Eisenhaber F.1,2, Huynen M.1,2, Orengo Ch.3, Sunyaev Sh.4, Yuan Ya.1,2, Bork P.1,2
1EMBL Heidelberg, Meyerhofstr. 1, D-69012 Heidelberg, Germany
2Max-Delbrueck-Centrum fuer Molekulare Medizin, Robert-Roessle-Str. 10, D-13122 Berlin-Buch, Germany
3University College, Dept. Biochemistry & Molecular Biology, London, U.K.
4Engelhardt Institute of Molecular Biology, Russian Academy of Sciences, 117984, Moscow, Vavilov Street 32, Russia
As a result of large-scale genomic sequencing, the gene sequences of many proteins are known but their structure and function is hardly understood. The major source of hypothetical information about such uncharacterized proteins is sequence comparison and the extrapolation of annotated information from homologous proteins.
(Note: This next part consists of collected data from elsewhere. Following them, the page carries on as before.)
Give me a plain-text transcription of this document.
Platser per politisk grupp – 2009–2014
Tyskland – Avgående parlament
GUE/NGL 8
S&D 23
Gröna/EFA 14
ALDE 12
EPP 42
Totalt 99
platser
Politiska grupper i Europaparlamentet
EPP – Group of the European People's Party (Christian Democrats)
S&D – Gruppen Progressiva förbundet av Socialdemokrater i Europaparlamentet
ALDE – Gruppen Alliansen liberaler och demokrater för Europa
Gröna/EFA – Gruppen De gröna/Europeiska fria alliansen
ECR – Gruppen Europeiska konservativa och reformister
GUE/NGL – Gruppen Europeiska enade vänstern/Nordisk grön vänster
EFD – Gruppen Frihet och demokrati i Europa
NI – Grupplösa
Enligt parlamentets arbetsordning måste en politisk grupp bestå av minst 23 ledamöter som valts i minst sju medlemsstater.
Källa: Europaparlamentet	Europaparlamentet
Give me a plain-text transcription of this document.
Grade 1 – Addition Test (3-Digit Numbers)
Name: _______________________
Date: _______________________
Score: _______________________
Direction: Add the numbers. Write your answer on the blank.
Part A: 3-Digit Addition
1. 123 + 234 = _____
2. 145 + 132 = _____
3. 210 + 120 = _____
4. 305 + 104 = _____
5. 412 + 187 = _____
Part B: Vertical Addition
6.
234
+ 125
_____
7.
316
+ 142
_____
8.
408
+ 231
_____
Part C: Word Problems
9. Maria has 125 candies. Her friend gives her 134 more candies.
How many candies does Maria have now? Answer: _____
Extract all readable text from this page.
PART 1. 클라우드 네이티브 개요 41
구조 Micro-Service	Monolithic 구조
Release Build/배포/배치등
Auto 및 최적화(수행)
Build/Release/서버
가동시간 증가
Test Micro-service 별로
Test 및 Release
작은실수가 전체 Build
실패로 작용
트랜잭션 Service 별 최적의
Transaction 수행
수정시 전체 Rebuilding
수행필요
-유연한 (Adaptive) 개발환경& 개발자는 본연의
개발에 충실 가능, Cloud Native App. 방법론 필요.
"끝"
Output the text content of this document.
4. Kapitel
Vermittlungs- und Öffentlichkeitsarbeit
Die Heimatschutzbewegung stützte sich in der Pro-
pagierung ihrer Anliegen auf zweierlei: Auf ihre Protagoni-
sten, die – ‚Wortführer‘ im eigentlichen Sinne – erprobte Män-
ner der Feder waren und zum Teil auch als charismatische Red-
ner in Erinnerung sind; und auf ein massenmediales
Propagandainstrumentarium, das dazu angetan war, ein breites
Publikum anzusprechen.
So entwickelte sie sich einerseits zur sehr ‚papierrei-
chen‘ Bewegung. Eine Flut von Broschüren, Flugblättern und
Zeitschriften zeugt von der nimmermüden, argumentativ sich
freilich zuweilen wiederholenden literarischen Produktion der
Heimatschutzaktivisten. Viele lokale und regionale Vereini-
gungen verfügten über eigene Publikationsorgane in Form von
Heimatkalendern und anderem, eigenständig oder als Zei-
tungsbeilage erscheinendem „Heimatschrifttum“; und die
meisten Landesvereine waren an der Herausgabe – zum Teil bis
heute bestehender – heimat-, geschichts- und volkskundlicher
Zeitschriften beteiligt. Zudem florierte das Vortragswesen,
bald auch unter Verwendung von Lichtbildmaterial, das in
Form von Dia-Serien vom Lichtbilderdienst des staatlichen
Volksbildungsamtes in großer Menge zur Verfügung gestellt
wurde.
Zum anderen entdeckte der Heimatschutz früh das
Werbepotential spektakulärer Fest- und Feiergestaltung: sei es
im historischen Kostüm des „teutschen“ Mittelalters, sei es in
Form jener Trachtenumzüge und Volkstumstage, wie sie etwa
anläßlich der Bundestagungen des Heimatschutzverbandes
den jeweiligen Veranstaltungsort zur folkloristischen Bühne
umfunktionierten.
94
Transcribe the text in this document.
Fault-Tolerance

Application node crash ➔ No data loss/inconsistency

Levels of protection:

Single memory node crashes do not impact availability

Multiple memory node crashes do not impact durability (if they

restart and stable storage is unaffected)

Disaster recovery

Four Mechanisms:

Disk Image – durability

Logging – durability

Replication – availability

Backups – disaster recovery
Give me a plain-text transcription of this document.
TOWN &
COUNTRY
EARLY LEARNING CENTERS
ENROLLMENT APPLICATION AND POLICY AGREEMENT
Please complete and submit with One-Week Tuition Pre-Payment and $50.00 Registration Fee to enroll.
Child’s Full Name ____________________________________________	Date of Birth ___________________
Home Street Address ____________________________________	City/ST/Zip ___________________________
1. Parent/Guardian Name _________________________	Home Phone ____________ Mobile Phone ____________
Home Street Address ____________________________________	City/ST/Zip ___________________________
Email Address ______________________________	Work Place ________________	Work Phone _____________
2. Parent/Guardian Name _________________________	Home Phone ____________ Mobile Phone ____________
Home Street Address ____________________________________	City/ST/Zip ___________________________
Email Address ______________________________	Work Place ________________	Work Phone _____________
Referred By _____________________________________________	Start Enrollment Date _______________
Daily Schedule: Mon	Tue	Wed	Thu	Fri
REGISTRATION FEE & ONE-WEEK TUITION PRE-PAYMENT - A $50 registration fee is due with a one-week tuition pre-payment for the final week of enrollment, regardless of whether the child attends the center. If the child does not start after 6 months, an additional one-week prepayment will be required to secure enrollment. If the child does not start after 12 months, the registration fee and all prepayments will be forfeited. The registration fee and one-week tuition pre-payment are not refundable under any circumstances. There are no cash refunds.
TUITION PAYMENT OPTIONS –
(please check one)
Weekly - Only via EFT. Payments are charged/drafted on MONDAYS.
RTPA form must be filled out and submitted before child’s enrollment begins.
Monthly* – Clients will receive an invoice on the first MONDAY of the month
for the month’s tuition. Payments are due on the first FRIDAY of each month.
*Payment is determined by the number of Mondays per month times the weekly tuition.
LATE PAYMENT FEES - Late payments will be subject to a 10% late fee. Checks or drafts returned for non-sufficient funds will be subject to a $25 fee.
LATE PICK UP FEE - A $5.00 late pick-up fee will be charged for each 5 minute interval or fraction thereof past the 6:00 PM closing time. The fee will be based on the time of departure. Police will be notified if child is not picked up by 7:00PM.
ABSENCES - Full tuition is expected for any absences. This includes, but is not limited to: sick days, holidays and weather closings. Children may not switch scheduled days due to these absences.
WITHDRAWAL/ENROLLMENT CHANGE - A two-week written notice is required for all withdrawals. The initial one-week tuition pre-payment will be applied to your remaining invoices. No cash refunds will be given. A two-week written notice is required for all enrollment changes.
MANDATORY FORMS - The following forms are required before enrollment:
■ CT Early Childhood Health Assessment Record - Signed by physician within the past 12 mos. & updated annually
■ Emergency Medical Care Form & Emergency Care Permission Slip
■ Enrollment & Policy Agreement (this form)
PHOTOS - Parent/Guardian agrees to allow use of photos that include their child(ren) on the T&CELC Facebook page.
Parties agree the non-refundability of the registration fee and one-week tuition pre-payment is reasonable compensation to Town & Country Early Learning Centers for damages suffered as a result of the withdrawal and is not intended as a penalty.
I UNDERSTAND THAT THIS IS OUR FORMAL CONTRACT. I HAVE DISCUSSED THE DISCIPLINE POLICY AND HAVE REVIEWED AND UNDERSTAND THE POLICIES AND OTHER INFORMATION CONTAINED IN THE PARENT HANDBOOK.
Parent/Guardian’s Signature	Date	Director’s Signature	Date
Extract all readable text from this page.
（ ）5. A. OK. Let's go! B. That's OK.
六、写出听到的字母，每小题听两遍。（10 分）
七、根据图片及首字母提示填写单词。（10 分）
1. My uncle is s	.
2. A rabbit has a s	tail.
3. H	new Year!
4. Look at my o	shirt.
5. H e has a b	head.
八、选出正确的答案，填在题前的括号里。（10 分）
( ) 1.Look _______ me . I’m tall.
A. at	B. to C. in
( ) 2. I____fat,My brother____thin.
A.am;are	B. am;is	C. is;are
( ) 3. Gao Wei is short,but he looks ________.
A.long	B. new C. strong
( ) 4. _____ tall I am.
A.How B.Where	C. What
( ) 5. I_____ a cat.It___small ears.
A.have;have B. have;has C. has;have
Iterative homology searches have been used to assign folds to the protein sequences derived from the complete genomes of M. genitalium, E. coli, and M. jannaschii. Protein sequence segments supposed to represent coiled coil and transmembrane regions excluded from the analysis. The procedure resulted the fold assignment for at least one domain in 30-40% of all proteins of M. genitalium, E. coli, and M. jannaschii. The accuracy of this prediction appears 98% as estimated from iterative homology searches for the 685 sequences of a maximal subset of non-homologous proteins extracted from the PDB.
Annotations of proteins in databases are generally written for a human reader and use a wide variety in terminology for a detailed description of phenomena. Often, the user is interested in a more coarse-grain classification of proteins. The assignment of cellular localization (attributes "extracellular", "intracellular", and "membrane-related") is an example of such a problem. A solution as exemplified by the META_A(annotator) software system consists in a computer program able to evaluate the annotation with systems of biological rules encoded in form of regular expressions. Applied to the problem of subcellular localization, it was possible to assign at least one of the three attributes to more than 88% of all SWISS-PROT entries. An application to the M. genitalium sequences revealed the probable absence of purely extracellular proteins in this organism.